Nonetheless, the liberal Commissioner additionally identified that, because of current modifications within the state assist guidelines and the final block exemption regulation (GEBR), member states can already dish out a majority of their state assist to corporations with out asking the Fee for permission.
First applied in 2014, the GEBR exempts sure classes of state assist from the requirement of prior notification to the Fee, when the advantages outweigh the doable distortions of competitors.
Furthermore, a sizeable quantity of state assist has already been paid out underneath the present momentary disaster framework.
“[T]he Fee has mobilised €672 billion of nationwide funding to this point underneath our State Help Short-term Disaster Framework,” Vestager wrote.
Greater than half of this assist was dished out in Germany.
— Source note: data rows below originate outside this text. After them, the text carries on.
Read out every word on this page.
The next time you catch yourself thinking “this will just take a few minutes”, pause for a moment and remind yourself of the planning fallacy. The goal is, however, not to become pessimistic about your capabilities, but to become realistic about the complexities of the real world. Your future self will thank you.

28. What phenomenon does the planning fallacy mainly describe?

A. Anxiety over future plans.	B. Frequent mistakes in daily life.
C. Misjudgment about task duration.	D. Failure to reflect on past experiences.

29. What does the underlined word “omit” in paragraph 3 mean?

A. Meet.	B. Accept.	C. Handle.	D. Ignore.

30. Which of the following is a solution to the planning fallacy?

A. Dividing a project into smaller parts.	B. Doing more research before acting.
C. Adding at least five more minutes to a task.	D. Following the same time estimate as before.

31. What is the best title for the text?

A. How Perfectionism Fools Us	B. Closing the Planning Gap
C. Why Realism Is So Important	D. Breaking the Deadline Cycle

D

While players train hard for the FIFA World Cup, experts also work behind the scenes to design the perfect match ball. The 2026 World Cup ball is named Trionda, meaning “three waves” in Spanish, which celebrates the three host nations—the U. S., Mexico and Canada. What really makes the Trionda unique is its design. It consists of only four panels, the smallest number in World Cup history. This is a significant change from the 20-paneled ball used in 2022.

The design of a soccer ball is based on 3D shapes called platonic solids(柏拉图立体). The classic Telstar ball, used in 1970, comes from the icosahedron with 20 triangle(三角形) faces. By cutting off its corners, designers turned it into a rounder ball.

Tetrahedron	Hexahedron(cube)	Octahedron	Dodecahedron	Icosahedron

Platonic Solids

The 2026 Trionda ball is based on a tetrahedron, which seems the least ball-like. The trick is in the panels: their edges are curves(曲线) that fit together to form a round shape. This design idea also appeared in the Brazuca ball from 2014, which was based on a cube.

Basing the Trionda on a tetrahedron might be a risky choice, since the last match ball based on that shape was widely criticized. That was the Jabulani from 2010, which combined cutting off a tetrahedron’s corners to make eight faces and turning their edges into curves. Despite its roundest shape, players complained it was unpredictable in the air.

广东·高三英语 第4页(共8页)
“53% of State assist permitted has been notified by Germany whereas France represents round 24% and Italy over 7%,” Vestager wrote, stating the broadly unequal distribution of state subsidies throughout the EU.
“Not all Member States have the identical fiscal area for State assist. That’s a reality. And a danger for the integrity of Europe,” Vestager warned. She mentioned that the Fee was “searching for methods to additional enhance the EU’s REPowerEU plan”, and “to arrange a collective European fund to assist nations in a good and equal means”.
Nonetheless, a brand new collective European fund is very controversial amongst member states, with the German authorities being one of the vocal opponents of the proposition.
Whereas the Social Democrats and the Greens within the three-party German authorities is perhaps open to new collective European funding, the liberal FDP is a staunch critic, arguing that this may result in a state of affairs by which German taxpayers must finance different EU member states.
Regardless of her personal warnings about the specter of extreme nationwide subsidies for the integrity of the Single Market, Vestager wrote that “the magnitude of the challenges forward could require us to go even additional to go greener”.
Vestager mentioned that she would open a proper session on the proposed modifications within the coming weeks.
Luca Bertuzzi contributed to the reporting.